The word landed somewhere distant. Broken. Like a stone dropped into deep water.
"Goodnight, Zane."
I walked past him. He didn’t try to stop me again. I could feel his stare on my back all the way to the carriage—heavy, worried, frustrated. The stare of a man watching someone walk toward a cliff and being unable to do anything about it.
I climbed up into the driver’s seat. I steered out of the alley and onto the empty dirt road. The moonlight threw pale silver stripes across the path at regular intervals. Light. Dark. Light.

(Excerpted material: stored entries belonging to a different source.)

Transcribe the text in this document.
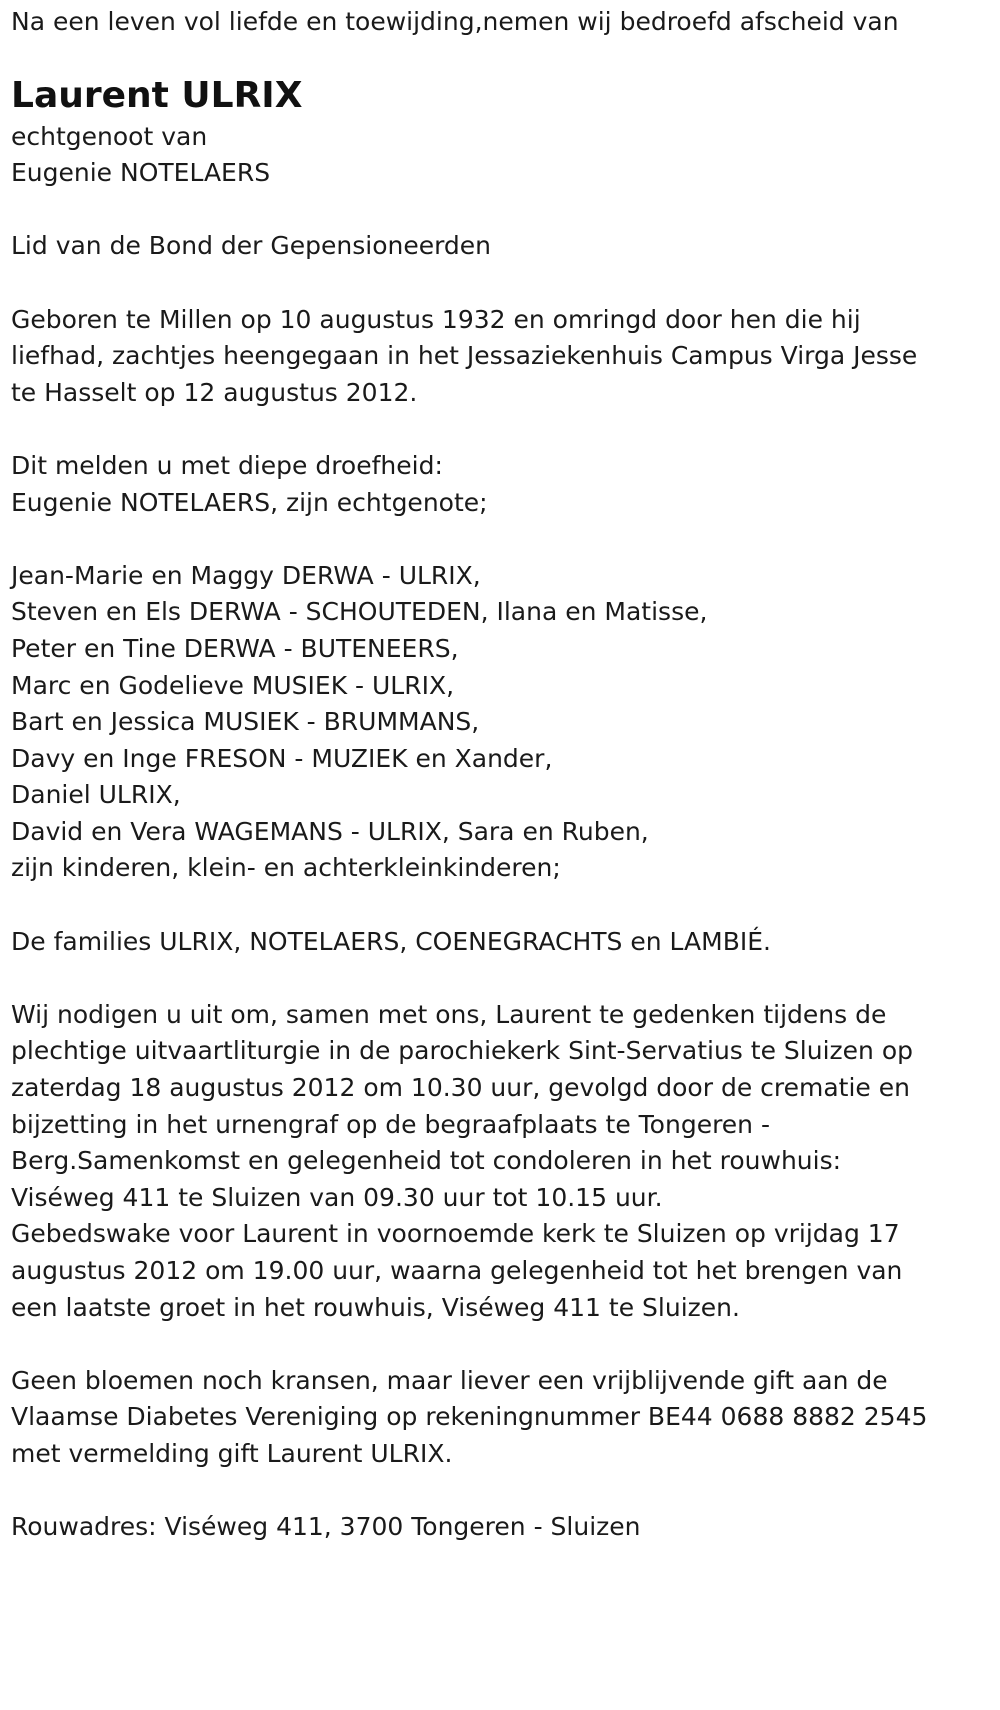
Na een leven vol liefde en toewijding,nemen wij bedroefd afscheid van
Laurent ULRIX
echtgenoot van
Eugenie NOTELAERS
Lid van de Bond der Gepensioneerden
Geboren te Millen op 10 augustus 1932 en omringd door hen die hij
liefhad, zachtjes heengegaan in het Jessaziekenhuis Campus Virga Jesse
te Hasselt op 12 augustus 2012.
Dit melden u met diepe droefheid:
Eugenie NOTELAERS, zijn echtgenote;
Jean-Marie en Maggy DERWA - ULRIX,
Steven en Els DERWA - SCHOUTEDEN, Ilana en Matisse,
Peter en Tine DERWA - BUTENEERS,
Marc en Godelieve MUSIEK - ULRIX,
Bart en Jessica MUSIEK - BRUMMANS,
Davy en Inge FRESON - MUZIEK en Xander,
Daniel ULRIX,
David en Vera WAGEMANS - ULRIX, Sara en Ruben,
zijn kinderen, klein- en achterkleinkinderen;
De families ULRIX, NOTELAERS, COENEGRACHTS en LAMBIÉ.
Wij nodigen u uit om, samen met ons, Laurent te gedenken tijdens de
plechtige uitvaartliturgie in de parochiekerk Sint-Servatius te Sluizen op
zaterdag 18 augustus 2012 om 10.30 uur, gevolgd door de crematie en
bijzetting in het urnengraf op de begraafplaats te Tongeren -
Berg.Samenkomst en gelegenheid tot condoleren in het rouwhuis:
Viséweg 411 te Sluizen van 09.30 uur tot 10.15 uur.
Gebedswake voor Laurent in voornoemde kerk te Sluizen op vrijdag 17
augustus 2012 om 19.00 uur, waarna gelegenheid tot het brengen van
een laatste groet in het rouwhuis, Viséweg 411 te Sluizen.
Geen bloemen noch kransen, maar liever een vrijblijvende gift aan de
Vlaamse Diabetes Vereniging op rekeningnummer BE44 0688 8882 2545
met vermelding gift Laurent ULRIX.
Rouwadres: Viséweg 411, 3700 Tongeren - Sluizen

Dark.
My hands gripped the leather reins so tightly that my knuckles turned white and my split wounds reopened. I felt the warm trickle of blood between my fingers and the leather.
I didn’t loosen my grip.
Tomorrow night at nine. And the night after that. And every night after that. I would keep fighting until the memory of his face stopped ambushing me in quiet moments. Until her silhouette beside his dissolved into nothing. Until I couldn’t remember why any of it had ever hurt.
I snapped the reins, driving the carriage into the dark, my hands trembling on the leather, and swore to keep fighting tomorrow and every day after, until I could no longer remember why I was in pain.